A charge-back process will go a long way towards creating the "understanding" that is required to make a change. Whether it is an allocation or direct charge, once the end users understand how much it costs to keep their favorite application on hand and running, it brings about a rapid change in thinking. What is the company's position on chargeback? If IT assets or services are not accurately charged to the business units that use them, it creates disincentives to change. Many IT organizations divided up the IT costs on a pro-rate basis, based on the number of staffs or on revenue. These schemes may not create a disincentive, but a perverse incentive to create waste.
SAAS model creates the new angle to review IT portfolio. More and more new applications, or new versions of existing applications will be delivered on SaaS models, ease of management and capacity elasticity will provide significant incentives to migrating in that direction. In the long run, this will create opportunities to address consolidation of redundant COTS applications. Custom applications are another story. So the direction that must be taken is to (a) collect the information needed to really identify opportunities to simplify and save, (b) evaluate the chargeback schemes in place to determine whether they create disincentives, (c) CapEx vs. OpEx analytics. (d) prioritize opportunities based on RISK-ADJUSTED returns and (e) partition the benefits of achieving savings to reward the people that bear the brunt of the work.

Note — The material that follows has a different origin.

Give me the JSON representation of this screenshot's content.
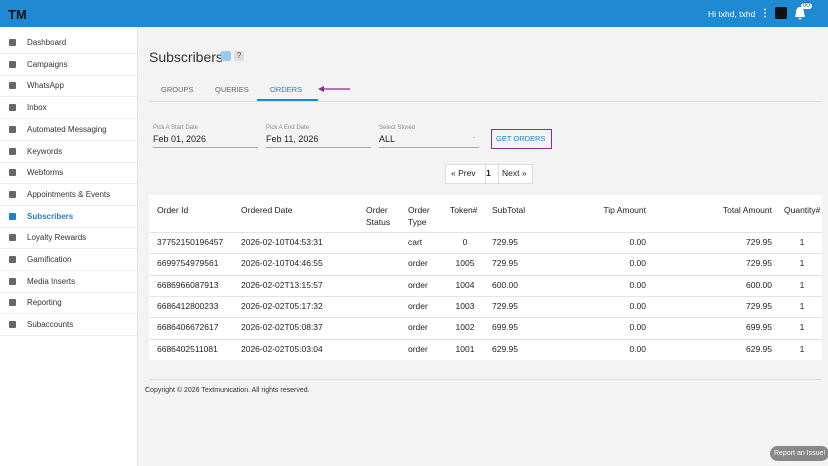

The key is executive leadership, from all parts of the business, not just IT. Traversing the political APM minefield requires a strong IT leader who understands business and sits at the executive table and engages the senior executives. Without executive backing APM will take on a life of its own, the battles will be long and bitter and, in the end, costly and non-productive. And a transformation team whose responsibility is to educate the organization about the costs of application ownership should be established. This team should engage the end users, let them make the decisions regarding what [application] standards they wish to establish, and have the responsibility for executing a strategy to streamline the application portfolio, standardize processes, increase productivity and reduce costs.